En 2005, cuando nació el segundo hijo de Hilan, el entonces primer ministro, Ariel Sharon, decidió sacar a todos los israelíes de Gaza, para que, tal y como reclamaban desde hacía años los palestinos, fuera un territorio libre de ocupación judía. «Estaba en el hospital y confié en que cuando volviera a casa la pesadilla habría acabado», recuerda.
«Pero estaba equivocada, las cosas fueron a peor», lamenta. Entre 2001 y 2014, cuando tuvo lugar la última guerra, precisamente por el aumento de los lanzamientos de proyectiles gacazíes sobre Israel, un millar de cohetes palestinos alcanzaron Nativ Ha Asará.
GUERRA PSICOLÓGICA
Para Hilan el verdadero problema de los cohetes no es el daño físico que puedan causar, porque son armas de escasa precisión que la mayoría de las veces caen en campo abierto, sino los «daños psicológicos», el terror de vivir todos los días con la amenaza de que caiga sobre ti o tu familia.
«Nunca sabes cuándo van a caer, no hay un calendario, no te avisan», enfatiza Hilan. «¿Qué pasa si cae a las dos de la mañana? Solo tienes tres o cuatro segundos para despertarte, tomar conciencia de lo que está pasando y correr a por tus hijos», por eso los niños duermen en búnkeres. Al despertarse, esperan el autobús escolar en otro búnker porque «las 7.30 es una hora muy popular para lanzar cohetes». Y el destino final, el colegio, es otro refugio antiaéreo.

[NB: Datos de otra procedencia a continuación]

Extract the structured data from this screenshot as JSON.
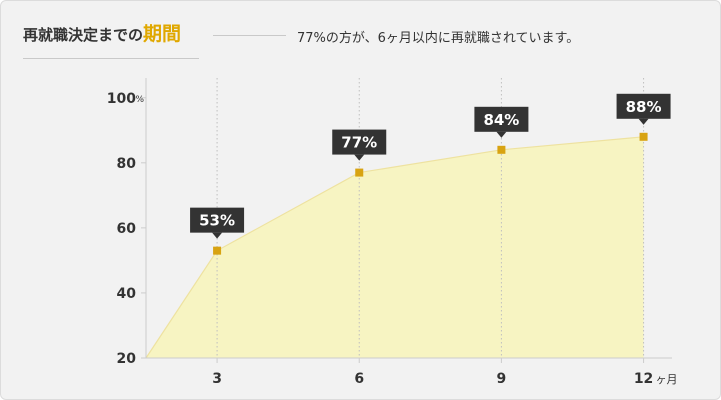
{
  "header": {
    "title_main": "再就職決定までの",
    "title_highlight": "期間",
    "summary": "77%の方が、6ヶ月以内に再就職されています。"
  },
  "chart_data": {
    "type": "area",
    "x": [
      3,
      6,
      9,
      12
    ],
    "values": [
      53,
      77,
      84,
      88
    ],
    "data_labels": [
      "53%",
      "77%",
      "84%",
      "88%"
    ],
    "x_tick_labels": [
      "3",
      "6",
      "9",
      "12"
    ],
    "x_unit": "ヶ月",
    "y_ticks": [
      20,
      40,
      60,
      80,
      100
    ],
    "y_unit": "%",
    "xlim": [
      1.5,
      12.6
    ],
    "ylim": [
      20,
      103
    ],
    "start_point": {
      "x": 1.5,
      "y": 20
    },
    "colors": {
      "fill": "#f7f4c2",
      "line": "#eee2a0",
      "marker": "#d8a312",
      "label_bg": "#333333",
      "label_text": "#ffffff",
      "grid": "#bfbfbf",
      "axis": "#cccccc",
      "tick_text": "#333333"
    }
  }
}
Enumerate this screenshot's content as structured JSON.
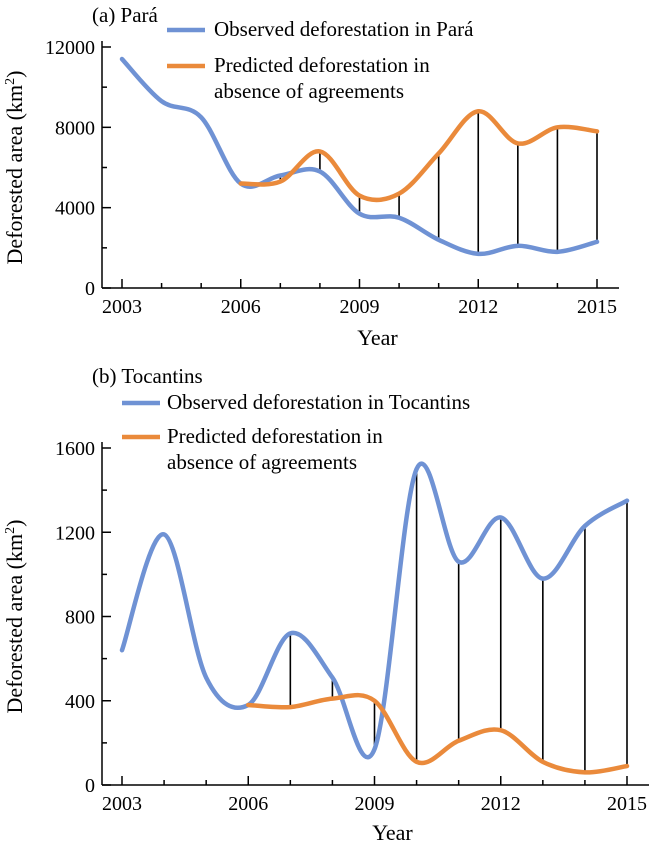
{
  "chart_data": [
    {
      "type": "line",
      "panel_title": "(a) Pará",
      "xlabel": "Year",
      "ylabel": "Deforested area (km²)",
      "ylabel_parts": {
        "main": "Deforested area (km",
        "sup": "2",
        "end": ")"
      },
      "xlim": [
        2003,
        2015
      ],
      "ylim": [
        0,
        12000
      ],
      "xticks": [
        2003,
        2006,
        2009,
        2012,
        2015
      ],
      "yticks": [
        0,
        4000,
        8000,
        12000
      ],
      "legend_position": "top",
      "series": [
        {
          "name_lines": [
            "Observed deforestation in Pará"
          ],
          "color": "#6f92d4",
          "x": [
            2003,
            2004,
            2005,
            2006,
            2007,
            2008,
            2009,
            2010,
            2011,
            2012,
            2013,
            2014,
            2015
          ],
          "y": [
            11400,
            9300,
            8500,
            5200,
            5600,
            5800,
            3700,
            3500,
            2400,
            1700,
            2100,
            1800,
            2300
          ]
        },
        {
          "name_lines": [
            "Predicted deforestation in",
            "absence of agreements"
          ],
          "color": "#ea8a3b",
          "x": [
            2006,
            2007,
            2008,
            2009,
            2010,
            2011,
            2012,
            2013,
            2014,
            2015
          ],
          "y": [
            5200,
            5300,
            6800,
            4600,
            4700,
            6700,
            8800,
            7200,
            8000,
            7800
          ]
        }
      ],
      "difference_lines_x": [
        2007,
        2008,
        2009,
        2010,
        2011,
        2012,
        2013,
        2014,
        2015
      ]
    },
    {
      "type": "line",
      "panel_title": "(b) Tocantins",
      "xlabel": "Year",
      "ylabel": "Deforested area (km²)",
      "ylabel_parts": {
        "main": "Deforested area (km",
        "sup": "2",
        "end": ")"
      },
      "xlim": [
        2003,
        2015
      ],
      "ylim": [
        0,
        1600
      ],
      "xticks": [
        2003,
        2006,
        2009,
        2012,
        2015
      ],
      "yticks": [
        0,
        400,
        800,
        1200,
        1600
      ],
      "legend_position": "top",
      "series": [
        {
          "name_lines": [
            "Observed deforestation in Tocantins"
          ],
          "color": "#6f92d4",
          "x": [
            2003,
            2004,
            2005,
            2006,
            2007,
            2008,
            2009,
            2010,
            2011,
            2012,
            2013,
            2014,
            2015
          ],
          "y": [
            640,
            1190,
            510,
            380,
            720,
            510,
            170,
            1500,
            1060,
            1270,
            980,
            1230,
            1350
          ]
        },
        {
          "name_lines": [
            "Predicted deforestation in",
            "absence of agreements"
          ],
          "color": "#ea8a3b",
          "x": [
            2006,
            2007,
            2008,
            2009,
            2010,
            2011,
            2012,
            2013,
            2014,
            2015
          ],
          "y": [
            380,
            370,
            410,
            400,
            110,
            210,
            260,
            110,
            60,
            90
          ]
        }
      ],
      "difference_lines_x": [
        2007,
        2008,
        2009,
        2010,
        2011,
        2012,
        2013,
        2014,
        2015
      ]
    }
  ]
}
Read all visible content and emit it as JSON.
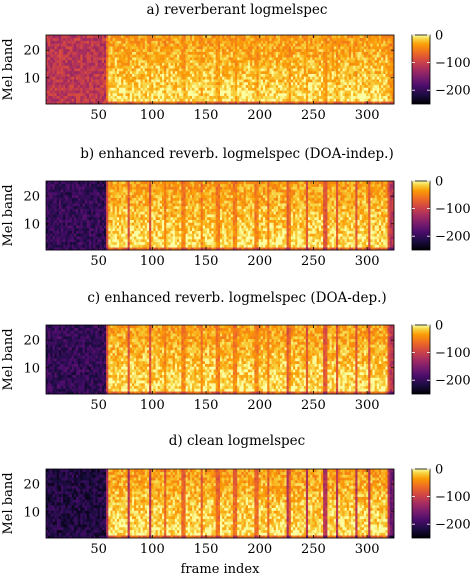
{
  "chart_data": [
    {
      "type": "heatmap",
      "title": "a) reverberant logmelspec",
      "xlabel": "",
      "ylabel": "Mel band",
      "xlim": [
        1,
        325
      ],
      "ylim": [
        0.5,
        25.5
      ],
      "xticks": [
        "50",
        "100",
        "150",
        "200",
        "250",
        "300"
      ],
      "yticks": [
        "10",
        "20"
      ],
      "colorbar": {
        "range": [
          -250,
          0
        ],
        "ticks": [
          "0",
          "−100",
          "−200"
        ]
      },
      "colormap": "inferno",
      "speech_onset_frame": 58,
      "silence_level_db": -120
    },
    {
      "type": "heatmap",
      "title": "b) enhanced reverb. logmelspec (DOA-indep.)",
      "xlabel": "",
      "ylabel": "Mel band",
      "xlim": [
        1,
        325
      ],
      "ylim": [
        0.5,
        25.5
      ],
      "xticks": [
        "50",
        "100",
        "150",
        "200",
        "250",
        "300"
      ],
      "yticks": [
        "10",
        "20"
      ],
      "colorbar": {
        "range": [
          -250,
          0
        ],
        "ticks": [
          "0",
          "−100",
          "−200"
        ]
      },
      "colormap": "inferno",
      "speech_onset_frame": 58,
      "silence_level_db": -200
    },
    {
      "type": "heatmap",
      "title": "c) enhanced reverb. logmelspec (DOA-dep.)",
      "xlabel": "",
      "ylabel": "Mel band",
      "xlim": [
        1,
        325
      ],
      "ylim": [
        0.5,
        25.5
      ],
      "xticks": [
        "50",
        "100",
        "150",
        "200",
        "250",
        "300"
      ],
      "yticks": [
        "10",
        "20"
      ],
      "colorbar": {
        "range": [
          -250,
          0
        ],
        "ticks": [
          "0",
          "−100",
          "−200"
        ]
      },
      "colormap": "inferno",
      "speech_onset_frame": 58,
      "silence_level_db": -200
    },
    {
      "type": "heatmap",
      "title": "d) clean logmelspec",
      "xlabel": "frame index",
      "ylabel": "Mel band",
      "xlim": [
        1,
        325
      ],
      "ylim": [
        0.5,
        25.5
      ],
      "xticks": [
        "50",
        "100",
        "150",
        "200",
        "250",
        "300"
      ],
      "yticks": [
        "10",
        "20"
      ],
      "colorbar": {
        "range": [
          -250,
          0
        ],
        "ticks": [
          "0",
          "−100",
          "−200"
        ]
      },
      "colormap": "inferno",
      "speech_onset_frame": 58,
      "silence_level_db": -215
    }
  ]
}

«¿Cómo se puede criar así a un niño?», plantea. Cada niño de Nativ Ha Asará lleva 15 años durmiendo y estudiando en un búnker. «No conocen otra realidad y después esperamos que crezcan con esperanza» y con la capacidad de cambiar las cosas de una vez por todas. Ese, indica, es su principal reto como madre.
UN PROBLEMA COMÚN
Hilan, que ha tenido la oportunidad de contar su experiencia al secretario general de Naciones Unidas, Ban Ki Moon, se abstrae deliberadamente del debate sobre el conflicto entre israelíes y palestinos, especialmente desde la disyuntiva de buenos y malos, porque entiende que ambas partes son responsables.
«Me siento como una víctima (…) pero lo siento también por los palestinos porque la organización terrorista que está destruyendo mi vida es la misma organización terrorista que está destruyendo la suya», dice, en alusión a Hamás. «Quiero que su vida sea mejor, porque cuando su vida sea mejor la mía será mejor», afirma.
Esa idea se traslada al muro que separa Gaza e Israel. Los habitantes de Nativ Ha Asará han puesto en marcha una iniciativa para convertir esa mole gris en un colorido mural lleno de mensajes por la paz, donde todo el mundo –árabes, judíos, e incluso turistas– pueda colocar su mensaje.
Hilan no quiere abandonar su casa otra vez. Su vida está ahí y, aunque la situación es extremadamente difícil, confía en que llegará un día en que israelíes y palestinos puedan volver a ser vecinos. «Irse por la paz es una buena razón, pero no podemos irnos por la guerra», defiende.